How to Find Your Proper Head Position in Freestyle and Backstroke
Your head is the key to good posture and more power
Many seasoned Masters swimmers were taught head positions that don’t match up with the current thinking of elite-level swimming. Here are some ways to find your proper head position while doing freestyle and backstroke.
You might have been taught that the waterline should be right at the top of your goggles for a proper head position while doing freestyle. You might’ve been told to “look where you’re going.” But is this head-up position the right way to go, or should you look down?
The answer is: it depends. There are several examples of fast swimmers who keep their head up, with Australian legend Ian Thorpe being just one.
Here’s how to find if a head-up position works for you.
- Head-up/Tarzan drill. This is exactly as advertised. The point of doing this drill is that it reinforces that the higher your head is, the more your hips sink. It definitely affects your speed, energy output, and what your kick does in terms of being propulsive or just keeping your hips up.
- Sky to toes. Start a 25 freestyle looking up as far as you can, and over the course of the length, drop your head slowly until you’re looking at your toes. Obviously, these are two extremes of the head position spectrum, but if you repeat the drill several times, it becomes a little clearer where your best head position is. Keep in mind that what feels “normal” isn’t necessarily what’s best.
- Three-position progression. Pick three head positions based on the previous drill. Now is the time to look at the clock. Go through several repeats of each position for 50 or 100 yards, and make a note of your times. As you get further into it and fatigue a bit, the better position will become a little more obvious. This is a good exercise to do several times over several weeks. When your position changes, so does the strain on muscle groups.
You might have been taught backstroke while floating on your back, just paddling along looking up at the sky, and kicking your feet, and either enjoying all the breathing or being annoyed by all the water splashing onto your face.
But here, too, is an opportunity to experiment with some newer ideas that may be different from what you’ve learned.
- Spin/Sit up drill. This is similar to the head-up/Tarzan drill. Sit in the water with your head all the way out of the water, and spin your arms through the stroke cycle. This takes a lot of energy and is a pretty ballistic drill, so you should maybe only do 12½ yards of it to get the feedback.
- Wall to toes. This is similar to the sky-to-toes drill above. Swim a 25 backstroke, starting by looking at the wall behind you and then slowly bring your chin toward your chest until you’re looking at your toes. As before, do this several times over 25 yards. Also, as before, these are opposite ends of the spectrum. You should land somewhere in the middle of the spectrum, not at an extreme.
- Three-position progression. Again, this is like the freestyle drill above. Try your three head positions over several distances and several times. Also keep in mind that what feels “normal” isn’t always going to lead to your best swimming.
Good News and Bad News
First, the bad news. Change is hard. When you change from what’s always worked, you risk going through a regression.
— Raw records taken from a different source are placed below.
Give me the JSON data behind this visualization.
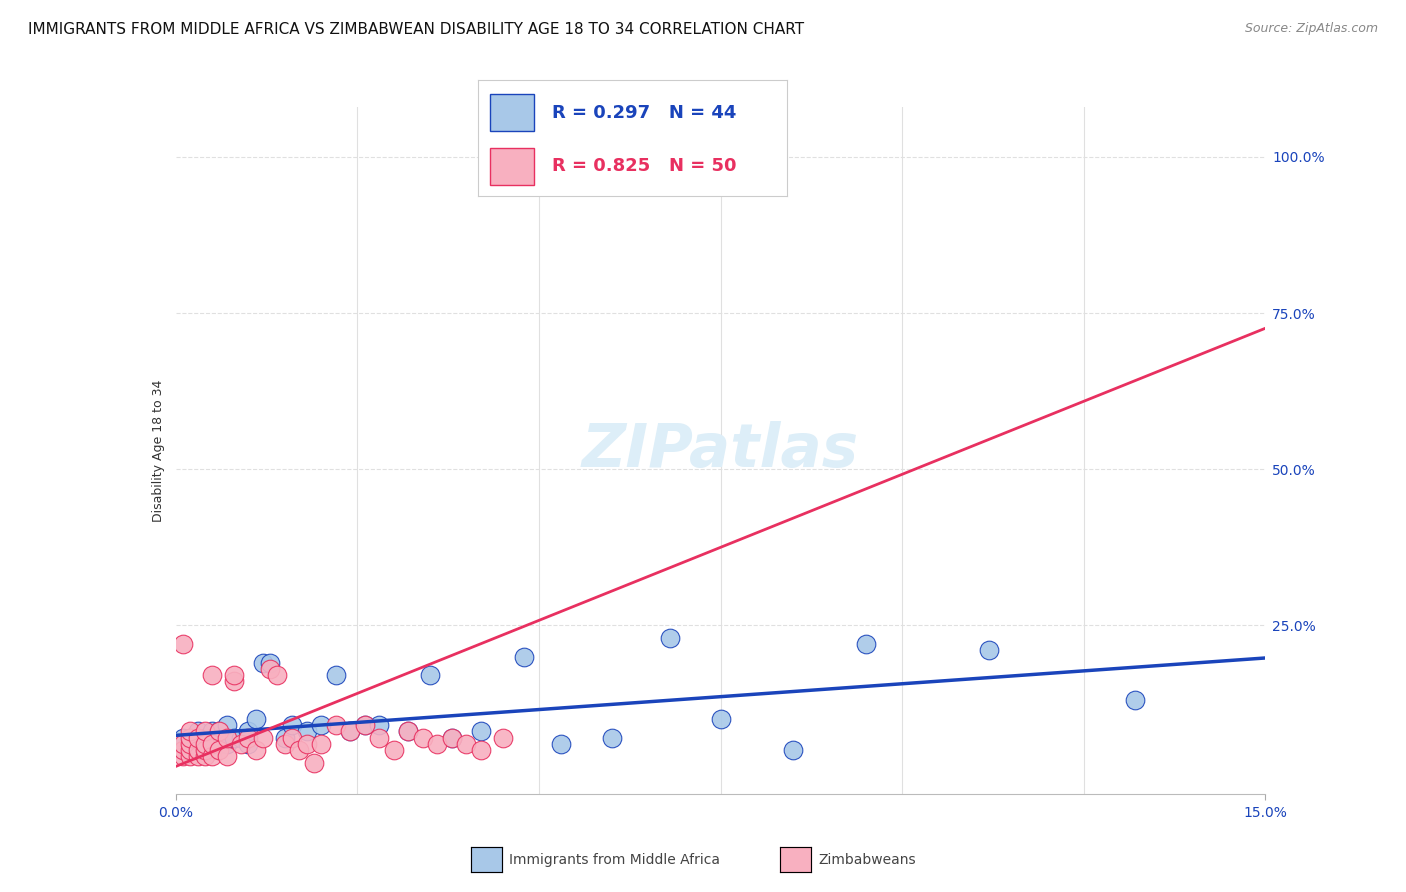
{
  "title": "IMMIGRANTS FROM MIDDLE AFRICA VS ZIMBABWEAN DISABILITY AGE 18 TO 34 CORRELATION CHART",
  "source": "Source: ZipAtlas.com",
  "ylabel": "Disability Age 18 to 34",
  "ytick_labels": [
    "25.0%",
    "50.0%",
    "75.0%",
    "100.0%"
  ],
  "ytick_values": [
    0.25,
    0.5,
    0.75,
    1.0
  ],
  "xlim": [
    0.0,
    0.15
  ],
  "ylim": [
    -0.02,
    1.08
  ],
  "label_blue": "Immigrants from Middle Africa",
  "label_pink": "Zimbabweans",
  "color_blue": "#a8c8e8",
  "color_pink": "#f8b0c0",
  "line_color_blue": "#1a44bb",
  "line_color_pink": "#e83060",
  "legend_text_blue": "R = 0.297   N = 44",
  "legend_text_pink": "R = 0.825   N = 50",
  "watermark": "ZIPatlas",
  "watermark_color": "#ddeef8",
  "background_color": "#ffffff",
  "grid_color": "#e0e0e0",
  "title_fontsize": 11,
  "source_fontsize": 9,
  "axis_label_fontsize": 9,
  "tick_fontsize": 10,
  "legend_fontsize": 13,
  "watermark_fontsize": 44,
  "blue_points_x": [
    0.001,
    0.001,
    0.002,
    0.002,
    0.003,
    0.003,
    0.003,
    0.004,
    0.004,
    0.005,
    0.005,
    0.005,
    0.006,
    0.006,
    0.007,
    0.007,
    0.008,
    0.009,
    0.01,
    0.01,
    0.011,
    0.012,
    0.013,
    0.015,
    0.016,
    0.018,
    0.02,
    0.022,
    0.024,
    0.026,
    0.028,
    0.032,
    0.035,
    0.038,
    0.042,
    0.048,
    0.053,
    0.06,
    0.068,
    0.075,
    0.085,
    0.095,
    0.112,
    0.132
  ],
  "blue_points_y": [
    0.05,
    0.07,
    0.05,
    0.07,
    0.05,
    0.06,
    0.08,
    0.05,
    0.07,
    0.05,
    0.06,
    0.08,
    0.06,
    0.08,
    0.06,
    0.09,
    0.07,
    0.07,
    0.06,
    0.08,
    0.1,
    0.19,
    0.19,
    0.07,
    0.09,
    0.08,
    0.09,
    0.17,
    0.08,
    0.09,
    0.09,
    0.08,
    0.17,
    0.07,
    0.08,
    0.2,
    0.06,
    0.07,
    0.23,
    0.1,
    0.05,
    0.22,
    0.21,
    0.13
  ],
  "pink_points_x": [
    0.001,
    0.001,
    0.001,
    0.001,
    0.002,
    0.002,
    0.002,
    0.002,
    0.002,
    0.003,
    0.003,
    0.003,
    0.004,
    0.004,
    0.004,
    0.004,
    0.005,
    0.005,
    0.005,
    0.006,
    0.006,
    0.007,
    0.007,
    0.008,
    0.008,
    0.009,
    0.01,
    0.011,
    0.012,
    0.013,
    0.014,
    0.015,
    0.016,
    0.017,
    0.018,
    0.019,
    0.02,
    0.022,
    0.024,
    0.026,
    0.028,
    0.03,
    0.032,
    0.034,
    0.036,
    0.038,
    0.04,
    0.042,
    0.045,
    0.075
  ],
  "pink_points_y": [
    0.04,
    0.05,
    0.06,
    0.22,
    0.04,
    0.05,
    0.06,
    0.07,
    0.08,
    0.04,
    0.05,
    0.07,
    0.04,
    0.05,
    0.06,
    0.08,
    0.04,
    0.06,
    0.17,
    0.05,
    0.08,
    0.04,
    0.07,
    0.16,
    0.17,
    0.06,
    0.07,
    0.05,
    0.07,
    0.18,
    0.17,
    0.06,
    0.07,
    0.05,
    0.06,
    0.03,
    0.06,
    0.09,
    0.08,
    0.09,
    0.07,
    0.05,
    0.08,
    0.07,
    0.06,
    0.07,
    0.06,
    0.05,
    0.07,
    1.0
  ]
}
You have to decide whether to give up on the change or give it a chance to take hold and take you to the next level. That’s something only you can decide.
The good news is that Masters swimming isn’t going away anytime soon. If your change ends up being a total disaster, you’ll have a chance to go back to the drawing board and try something else, armed with the knowledge of what doesn’t work for you.
Trying something new also prevents swimming from getting boring. You can always work on something. Failure is an option because, very often, it’s what leads us to great success. To paraphrase the legendary late basketball coach John Wooden, failure isn’t fatal, but the failure to change might be.